Inputs: the corresponding output of the upper block from which each input is sourced and specifying which operand it originates from.
Connections: record total amounts of input operands
Mapping: use the definition,
(destination_block_index,operand_index):(source_block_index:operand_index)
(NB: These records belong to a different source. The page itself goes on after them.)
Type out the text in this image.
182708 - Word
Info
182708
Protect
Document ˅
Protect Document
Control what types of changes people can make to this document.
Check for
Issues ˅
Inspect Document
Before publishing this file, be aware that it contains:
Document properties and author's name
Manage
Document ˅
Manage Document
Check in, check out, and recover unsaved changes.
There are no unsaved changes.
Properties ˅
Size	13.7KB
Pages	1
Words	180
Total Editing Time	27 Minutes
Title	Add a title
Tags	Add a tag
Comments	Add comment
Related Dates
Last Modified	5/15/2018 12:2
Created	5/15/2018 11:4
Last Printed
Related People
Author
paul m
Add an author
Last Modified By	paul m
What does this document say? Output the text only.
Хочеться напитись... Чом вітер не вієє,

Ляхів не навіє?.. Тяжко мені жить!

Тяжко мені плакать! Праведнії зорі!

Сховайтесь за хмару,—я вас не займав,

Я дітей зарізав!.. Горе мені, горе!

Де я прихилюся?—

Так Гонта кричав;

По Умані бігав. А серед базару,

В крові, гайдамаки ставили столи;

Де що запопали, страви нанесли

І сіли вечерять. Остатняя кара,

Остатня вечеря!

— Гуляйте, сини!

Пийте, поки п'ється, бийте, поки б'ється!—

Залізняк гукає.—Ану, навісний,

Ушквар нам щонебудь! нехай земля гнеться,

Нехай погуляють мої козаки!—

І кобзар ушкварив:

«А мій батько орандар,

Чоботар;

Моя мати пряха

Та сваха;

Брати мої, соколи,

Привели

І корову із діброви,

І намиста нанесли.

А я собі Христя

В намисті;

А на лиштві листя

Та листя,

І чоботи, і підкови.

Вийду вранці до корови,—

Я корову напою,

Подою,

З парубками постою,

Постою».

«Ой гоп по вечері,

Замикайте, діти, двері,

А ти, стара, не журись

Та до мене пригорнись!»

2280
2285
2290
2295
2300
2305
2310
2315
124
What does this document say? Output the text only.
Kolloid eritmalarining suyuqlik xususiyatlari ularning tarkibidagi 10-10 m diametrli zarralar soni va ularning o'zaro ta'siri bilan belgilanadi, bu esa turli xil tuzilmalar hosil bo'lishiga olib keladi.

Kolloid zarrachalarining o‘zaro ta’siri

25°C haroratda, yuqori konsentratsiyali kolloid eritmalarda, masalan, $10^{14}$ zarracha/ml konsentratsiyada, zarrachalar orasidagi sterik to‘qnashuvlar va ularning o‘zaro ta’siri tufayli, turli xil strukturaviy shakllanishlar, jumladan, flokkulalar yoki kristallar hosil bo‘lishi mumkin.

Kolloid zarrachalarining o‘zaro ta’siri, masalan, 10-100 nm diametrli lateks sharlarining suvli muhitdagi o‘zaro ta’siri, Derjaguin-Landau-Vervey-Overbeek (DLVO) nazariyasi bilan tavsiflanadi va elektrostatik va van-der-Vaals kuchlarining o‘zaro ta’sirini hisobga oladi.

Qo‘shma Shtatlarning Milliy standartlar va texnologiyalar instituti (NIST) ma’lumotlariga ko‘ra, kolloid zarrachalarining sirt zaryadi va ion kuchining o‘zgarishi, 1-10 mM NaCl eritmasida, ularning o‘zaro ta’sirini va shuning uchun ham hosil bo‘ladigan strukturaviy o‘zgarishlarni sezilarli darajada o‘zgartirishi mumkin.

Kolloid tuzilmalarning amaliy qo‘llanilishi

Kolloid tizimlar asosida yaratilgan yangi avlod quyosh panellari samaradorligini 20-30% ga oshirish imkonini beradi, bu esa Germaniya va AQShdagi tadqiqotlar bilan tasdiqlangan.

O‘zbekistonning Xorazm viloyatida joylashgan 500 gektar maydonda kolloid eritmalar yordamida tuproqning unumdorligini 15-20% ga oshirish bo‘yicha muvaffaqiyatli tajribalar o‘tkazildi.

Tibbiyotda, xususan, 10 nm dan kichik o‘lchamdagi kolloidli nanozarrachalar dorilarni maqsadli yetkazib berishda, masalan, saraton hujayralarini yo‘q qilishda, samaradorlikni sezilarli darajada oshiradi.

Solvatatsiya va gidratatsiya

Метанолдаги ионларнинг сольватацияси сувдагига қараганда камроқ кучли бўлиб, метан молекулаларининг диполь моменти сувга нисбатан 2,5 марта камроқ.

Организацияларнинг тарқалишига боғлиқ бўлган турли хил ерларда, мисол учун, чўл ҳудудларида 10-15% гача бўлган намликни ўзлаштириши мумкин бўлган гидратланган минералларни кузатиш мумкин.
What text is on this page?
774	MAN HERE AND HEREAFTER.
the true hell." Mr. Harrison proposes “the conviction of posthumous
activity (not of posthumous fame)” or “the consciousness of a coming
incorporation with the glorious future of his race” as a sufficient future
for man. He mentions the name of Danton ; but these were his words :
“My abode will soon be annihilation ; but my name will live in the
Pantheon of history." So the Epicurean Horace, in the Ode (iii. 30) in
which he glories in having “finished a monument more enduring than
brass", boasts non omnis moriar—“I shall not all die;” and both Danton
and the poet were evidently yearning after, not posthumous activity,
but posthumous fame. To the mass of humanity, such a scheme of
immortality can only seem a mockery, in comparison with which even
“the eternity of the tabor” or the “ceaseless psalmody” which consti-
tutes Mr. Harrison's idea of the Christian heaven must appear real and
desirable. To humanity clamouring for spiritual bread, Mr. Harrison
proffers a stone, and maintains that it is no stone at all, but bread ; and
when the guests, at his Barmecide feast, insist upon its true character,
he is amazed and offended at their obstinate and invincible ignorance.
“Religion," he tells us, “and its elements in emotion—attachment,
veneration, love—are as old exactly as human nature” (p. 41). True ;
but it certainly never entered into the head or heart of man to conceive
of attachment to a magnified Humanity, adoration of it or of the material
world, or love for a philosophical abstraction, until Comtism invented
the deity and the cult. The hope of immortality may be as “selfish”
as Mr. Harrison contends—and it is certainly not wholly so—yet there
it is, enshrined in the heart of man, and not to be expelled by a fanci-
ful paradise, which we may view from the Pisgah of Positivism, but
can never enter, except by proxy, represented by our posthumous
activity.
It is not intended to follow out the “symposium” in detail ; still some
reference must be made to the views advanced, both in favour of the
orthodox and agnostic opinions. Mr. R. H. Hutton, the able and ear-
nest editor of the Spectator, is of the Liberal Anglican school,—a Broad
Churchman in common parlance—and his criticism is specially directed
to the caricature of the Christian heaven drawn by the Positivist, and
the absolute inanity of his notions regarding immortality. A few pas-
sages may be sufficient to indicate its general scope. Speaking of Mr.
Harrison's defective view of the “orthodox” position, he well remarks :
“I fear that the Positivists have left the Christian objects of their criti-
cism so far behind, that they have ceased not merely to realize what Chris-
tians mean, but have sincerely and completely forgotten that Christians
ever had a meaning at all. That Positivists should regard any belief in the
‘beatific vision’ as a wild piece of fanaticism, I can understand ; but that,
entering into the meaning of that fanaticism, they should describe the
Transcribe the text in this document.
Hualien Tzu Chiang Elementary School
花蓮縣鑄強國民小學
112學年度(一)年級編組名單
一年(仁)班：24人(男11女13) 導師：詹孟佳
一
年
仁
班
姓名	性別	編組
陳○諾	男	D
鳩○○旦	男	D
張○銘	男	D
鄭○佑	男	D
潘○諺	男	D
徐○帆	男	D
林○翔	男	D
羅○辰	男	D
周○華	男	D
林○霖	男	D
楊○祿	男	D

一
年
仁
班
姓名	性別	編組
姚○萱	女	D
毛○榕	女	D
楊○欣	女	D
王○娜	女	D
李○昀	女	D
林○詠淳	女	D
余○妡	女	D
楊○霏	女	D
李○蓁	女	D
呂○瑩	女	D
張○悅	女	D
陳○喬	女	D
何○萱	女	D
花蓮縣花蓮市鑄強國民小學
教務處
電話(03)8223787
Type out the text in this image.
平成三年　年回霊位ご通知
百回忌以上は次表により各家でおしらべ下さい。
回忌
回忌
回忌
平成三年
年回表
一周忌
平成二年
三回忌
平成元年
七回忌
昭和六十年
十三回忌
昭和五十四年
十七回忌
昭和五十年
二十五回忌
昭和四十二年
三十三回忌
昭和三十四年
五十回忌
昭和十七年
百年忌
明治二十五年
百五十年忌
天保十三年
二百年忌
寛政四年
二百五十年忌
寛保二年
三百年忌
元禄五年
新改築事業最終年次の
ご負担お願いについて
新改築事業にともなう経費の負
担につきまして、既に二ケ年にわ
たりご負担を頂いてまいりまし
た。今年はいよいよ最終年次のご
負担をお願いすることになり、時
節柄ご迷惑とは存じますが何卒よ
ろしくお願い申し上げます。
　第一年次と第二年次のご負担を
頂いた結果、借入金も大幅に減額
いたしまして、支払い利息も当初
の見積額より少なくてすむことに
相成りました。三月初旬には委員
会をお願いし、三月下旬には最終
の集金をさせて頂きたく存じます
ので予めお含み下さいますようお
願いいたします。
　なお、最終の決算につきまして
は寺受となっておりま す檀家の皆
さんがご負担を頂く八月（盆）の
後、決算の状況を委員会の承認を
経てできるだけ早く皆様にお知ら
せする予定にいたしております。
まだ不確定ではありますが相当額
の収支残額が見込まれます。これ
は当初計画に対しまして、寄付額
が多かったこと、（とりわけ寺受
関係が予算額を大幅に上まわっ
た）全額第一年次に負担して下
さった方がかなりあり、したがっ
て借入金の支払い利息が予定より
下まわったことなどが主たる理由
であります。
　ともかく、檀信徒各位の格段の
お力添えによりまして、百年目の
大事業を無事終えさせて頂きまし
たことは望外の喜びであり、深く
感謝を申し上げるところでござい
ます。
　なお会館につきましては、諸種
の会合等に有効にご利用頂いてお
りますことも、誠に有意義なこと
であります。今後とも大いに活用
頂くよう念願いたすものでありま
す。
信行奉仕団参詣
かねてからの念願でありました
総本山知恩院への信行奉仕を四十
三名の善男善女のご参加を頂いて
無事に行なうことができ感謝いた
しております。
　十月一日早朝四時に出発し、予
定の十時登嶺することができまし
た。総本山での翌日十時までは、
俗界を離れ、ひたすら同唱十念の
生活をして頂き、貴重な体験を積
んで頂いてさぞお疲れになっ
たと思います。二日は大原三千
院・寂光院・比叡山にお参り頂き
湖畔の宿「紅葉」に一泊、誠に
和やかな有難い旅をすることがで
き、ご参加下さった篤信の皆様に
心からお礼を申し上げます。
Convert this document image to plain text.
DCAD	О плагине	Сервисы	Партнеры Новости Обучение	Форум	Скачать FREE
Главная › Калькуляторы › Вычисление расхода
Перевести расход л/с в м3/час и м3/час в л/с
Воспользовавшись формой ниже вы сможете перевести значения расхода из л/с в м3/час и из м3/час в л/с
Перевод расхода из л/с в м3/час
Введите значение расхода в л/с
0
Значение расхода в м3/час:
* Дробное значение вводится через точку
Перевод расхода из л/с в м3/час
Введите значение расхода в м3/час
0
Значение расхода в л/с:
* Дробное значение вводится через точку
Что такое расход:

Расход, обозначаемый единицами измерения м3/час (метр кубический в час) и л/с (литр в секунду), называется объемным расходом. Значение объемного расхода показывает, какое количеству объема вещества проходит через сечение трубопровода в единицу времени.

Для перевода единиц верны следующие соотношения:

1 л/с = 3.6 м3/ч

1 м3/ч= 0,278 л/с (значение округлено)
Note that -1 represents the inputs of the complete MaskRCNN, while -2 the outputs of the complete model.
[0]TORCH_0-rpn
Inputs:
← [-1]TOP_IN[0]
Connections: 1
Mapping:
(0,0):(-1,0)
[1]PPL-RPNGetBboxes
Inputs:
← [0]TORCH_0-rpn[5:15]
← [-1]TOP_IN[1]
Connections: 10
Mapping:
(1,0):(0,5)
(1,1):(0,6)
(1,2):(0,7)
(1,3):(0,8)
(1,4):(0,9)
(1,5):(0,10)
(1,6):(0,11)
(1,7):(0,12)
(1,8):(0,13)
(1,9):(0,14)
(1,10):(-1,1)
[2]PPL-Bbox_Pooler
Inputs:
← [0]TORCH_0-rpn[0:4]
← [1]PPL-RPNGetBboxes[0]
Connections: 4 + 1
Mapping:
(2,0):(0,0)
(2,1):(0,1)
(2,2):(0,2)
(2,3):(0,3)
(2,4):(1,0)
[3]Torch-2
Inputs:
← [2]PPL-Bbox_Pooler
Connections: 1
Mapping:
(3,0):(2,0)
[4]PPL-GetBboxB
Inputs:
← [2]PPL-Bbox_Pooler[1]
← [3]Torch-2[0:2]_inverse
← [-1]TOP_IN[2:4]
Connections: 1 + 2 (inverse) + 2
Mapping:
(4,0):(2,1)
(4,1):(3,1)
(4,2):(3,0)
(4,3):(-1,2)
(4,4):(-1,3)
[5]ppl-MaskPooler
Inputs:
← [0]Torch-RPN[0:4]
← [4]PPL-GetBboxB[0:2]
← [-1]TOP_IN[4]
Connections: 4 + 2
Mapping:
(5,0):(0,0)
(5,1):(0,1)
(5,2):(0,2)
(5,3):(0,3)
(5,4):(4,0)
(5,5):(4,1)
(5,6):(-1,4)
[6]Torch-3
Inputs: ← [5]ppl-MaskPooler
Connections: 1
Mapping: (6,0):(5,0)
[-2]TOP_OUT
Inputs:
← [4]PPL-GetBboxB[0:2]
← [6]Torch-3
Connections: 2 + 11
Mapping:
(-2,0):(4,0)
(-2,1):(4,1)
(-2,2):(6,0)
20.6. Generate IO_MAP
After collecting all mapping information above, an io_map dictionary is generated:
io_map: {(0,0):(-1,0),(1,0):(0,5),(1,1):(0,6),(1,2):(0,7),(1,3):(0,8),(1,4):(0,9),(1,5):(0,10),(1,6):(0,11),(1,7):(0,12),(1,8):(0,13),(1,9):(0,14),(1,10):(-1,1),(2,0):(0,0),(2,1):(0,1),(2,2):(0,2),(2,3):(0,3),(2,4):(1,0),(3,0):(2,0),(4,0):(2,1),(4,1):(3,1),(4,2):(3,0),(4,3):(-1,2),(4,4):(-1,3),(5,0):(0,0),(5,1):(0,1),(5,2):(0,2),(5,3):(0,3),(5,4):(4,0),(5,5):(4,1),(5,6):(-1,4),(6,0):(5,0),(-2,0):(4,0),(-2,1):(4,1),(-2,2):(6,0)}
Now directly use it at model_transform
, which will further dump a revised_io_map_${model_name}.svg
image to assist you in visualizing the io_map.

20.7. mAP Inference
Transform and deploy such a coarse-grained MaskRCNN is not enough, to apply the mAP inference on the COCO2017 dataset, a careful intersection into the original framework is required.
Please refer to our model-zoo project for more inference details.